BTW, when looking up the reference for the Oxford English Dictionary, the wikipedia reference mentioned that:

The Dutch dictionary Woordenboek der Nederlandsche Taal, which has similar aims to the OED, is the largest and it took twice as long to complete.

I don’t read Dutch but the dictionary is reported to be available for free at: http://gtb.inl.nl/

If you read Dutch, please confirm/deny the report. I would like to send a little note along the the OED crowd about access as a public service. (Like they would care what I think. 😉 Still, doesn’t hurt to comment every now and again.)

Jogger: almost like named_scopes

Sunday, March 4th, 2012

Jogger: almost like named_scopes

From the post:

We talked about graph databases in this and this blog post. As you might have read we’re big fans of a graph database called neo4j, and we’re using it together with JRuby. In this post we’ll share a little piece of code we created to make expressing graph traversals super easy and fun.

Jogger – almost like named_scopes

Jogger is a JRuby gem that enables lazy people to do very expressive graph traversals with the great pacer gem. If you don’t know what the pacer gem is, you should probably check pacer out first. (And don’t miss the pacer section at the end of the post.)

Remember the named_scopes from back in the days when you were using rails? Jogger gives you named traversals and is a little bit like named scopes. Jogger groups multiple pacer traversals together and give them a name. Pacer traversals are are like pipes. What are pipes? Pipes are great!!

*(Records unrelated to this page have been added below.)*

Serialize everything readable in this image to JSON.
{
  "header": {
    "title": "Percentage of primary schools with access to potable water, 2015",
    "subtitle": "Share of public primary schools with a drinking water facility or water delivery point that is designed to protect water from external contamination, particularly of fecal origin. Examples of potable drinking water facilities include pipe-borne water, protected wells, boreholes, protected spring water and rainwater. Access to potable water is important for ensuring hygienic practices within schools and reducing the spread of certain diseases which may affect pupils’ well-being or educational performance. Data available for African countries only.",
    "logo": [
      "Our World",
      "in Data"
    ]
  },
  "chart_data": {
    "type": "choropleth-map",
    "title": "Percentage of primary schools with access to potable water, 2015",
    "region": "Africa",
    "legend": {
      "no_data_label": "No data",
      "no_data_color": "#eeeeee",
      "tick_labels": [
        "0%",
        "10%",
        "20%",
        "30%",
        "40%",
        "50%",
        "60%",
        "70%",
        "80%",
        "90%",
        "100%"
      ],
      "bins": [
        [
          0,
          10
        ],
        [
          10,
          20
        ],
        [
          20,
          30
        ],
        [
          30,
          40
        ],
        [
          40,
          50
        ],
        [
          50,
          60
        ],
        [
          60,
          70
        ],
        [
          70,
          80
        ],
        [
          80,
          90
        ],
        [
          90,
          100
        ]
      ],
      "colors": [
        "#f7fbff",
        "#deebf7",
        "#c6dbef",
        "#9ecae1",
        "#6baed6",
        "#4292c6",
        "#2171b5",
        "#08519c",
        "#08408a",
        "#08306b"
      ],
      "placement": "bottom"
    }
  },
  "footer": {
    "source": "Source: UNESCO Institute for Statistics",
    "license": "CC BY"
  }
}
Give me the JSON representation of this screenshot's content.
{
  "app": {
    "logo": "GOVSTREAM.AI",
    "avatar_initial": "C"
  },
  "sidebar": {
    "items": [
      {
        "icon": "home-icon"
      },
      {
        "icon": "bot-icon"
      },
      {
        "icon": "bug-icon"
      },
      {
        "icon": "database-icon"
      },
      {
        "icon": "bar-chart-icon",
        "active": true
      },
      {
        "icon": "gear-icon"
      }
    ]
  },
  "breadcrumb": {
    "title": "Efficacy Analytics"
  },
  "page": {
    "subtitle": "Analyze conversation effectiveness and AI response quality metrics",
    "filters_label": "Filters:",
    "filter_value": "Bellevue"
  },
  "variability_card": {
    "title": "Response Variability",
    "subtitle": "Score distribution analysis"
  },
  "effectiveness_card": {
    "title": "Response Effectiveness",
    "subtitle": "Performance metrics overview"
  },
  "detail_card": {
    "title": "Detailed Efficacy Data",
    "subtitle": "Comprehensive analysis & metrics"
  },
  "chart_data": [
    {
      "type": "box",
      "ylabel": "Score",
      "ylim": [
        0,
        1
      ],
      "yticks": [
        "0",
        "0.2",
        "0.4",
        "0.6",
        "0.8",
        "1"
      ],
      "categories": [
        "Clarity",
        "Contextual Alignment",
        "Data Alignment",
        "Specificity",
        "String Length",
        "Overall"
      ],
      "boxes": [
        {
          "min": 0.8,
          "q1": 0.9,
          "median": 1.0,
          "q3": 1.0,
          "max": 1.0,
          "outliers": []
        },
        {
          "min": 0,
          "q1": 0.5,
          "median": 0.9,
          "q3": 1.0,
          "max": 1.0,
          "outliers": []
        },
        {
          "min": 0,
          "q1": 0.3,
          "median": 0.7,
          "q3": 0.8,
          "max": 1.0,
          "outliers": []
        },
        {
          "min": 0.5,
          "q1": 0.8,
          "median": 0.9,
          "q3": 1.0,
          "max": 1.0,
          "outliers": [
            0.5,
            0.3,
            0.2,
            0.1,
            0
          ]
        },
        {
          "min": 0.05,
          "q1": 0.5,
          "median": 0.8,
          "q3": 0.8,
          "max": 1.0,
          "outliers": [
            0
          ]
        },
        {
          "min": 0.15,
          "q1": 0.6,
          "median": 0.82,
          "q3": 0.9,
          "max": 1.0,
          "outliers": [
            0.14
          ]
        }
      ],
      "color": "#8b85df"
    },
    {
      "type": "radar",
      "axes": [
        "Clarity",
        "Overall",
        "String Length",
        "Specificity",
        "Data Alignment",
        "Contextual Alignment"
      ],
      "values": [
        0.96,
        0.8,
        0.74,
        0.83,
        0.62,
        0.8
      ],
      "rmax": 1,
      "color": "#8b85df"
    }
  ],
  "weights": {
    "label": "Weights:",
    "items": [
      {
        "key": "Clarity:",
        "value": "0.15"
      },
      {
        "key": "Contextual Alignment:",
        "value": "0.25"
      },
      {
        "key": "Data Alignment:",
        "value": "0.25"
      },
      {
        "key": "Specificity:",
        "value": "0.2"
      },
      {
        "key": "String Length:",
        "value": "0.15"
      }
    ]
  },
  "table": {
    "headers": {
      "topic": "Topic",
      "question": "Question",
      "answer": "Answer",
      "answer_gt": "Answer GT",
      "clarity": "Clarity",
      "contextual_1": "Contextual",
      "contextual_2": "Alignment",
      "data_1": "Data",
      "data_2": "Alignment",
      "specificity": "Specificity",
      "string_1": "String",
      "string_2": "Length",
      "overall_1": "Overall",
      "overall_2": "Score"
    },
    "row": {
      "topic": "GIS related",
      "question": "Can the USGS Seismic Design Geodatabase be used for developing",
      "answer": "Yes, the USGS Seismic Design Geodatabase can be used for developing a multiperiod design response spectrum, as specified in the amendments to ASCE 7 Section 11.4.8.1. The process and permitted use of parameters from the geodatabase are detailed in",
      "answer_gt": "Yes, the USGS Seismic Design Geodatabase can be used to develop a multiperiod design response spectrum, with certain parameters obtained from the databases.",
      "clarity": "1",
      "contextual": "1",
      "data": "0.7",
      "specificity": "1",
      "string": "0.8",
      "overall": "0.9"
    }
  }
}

The most important conceptual difference is, that the order in which named traversals are called matter, while it usually doesn’t matter in which order you call named scopes.

A nice way to make common traversals accessible by name.

Does the “order of calling” scopes in topic maps matter? At least for the current TMDM I think not because scopes are additive. That is the value covered by a set of scopes must be valid in each scope individually.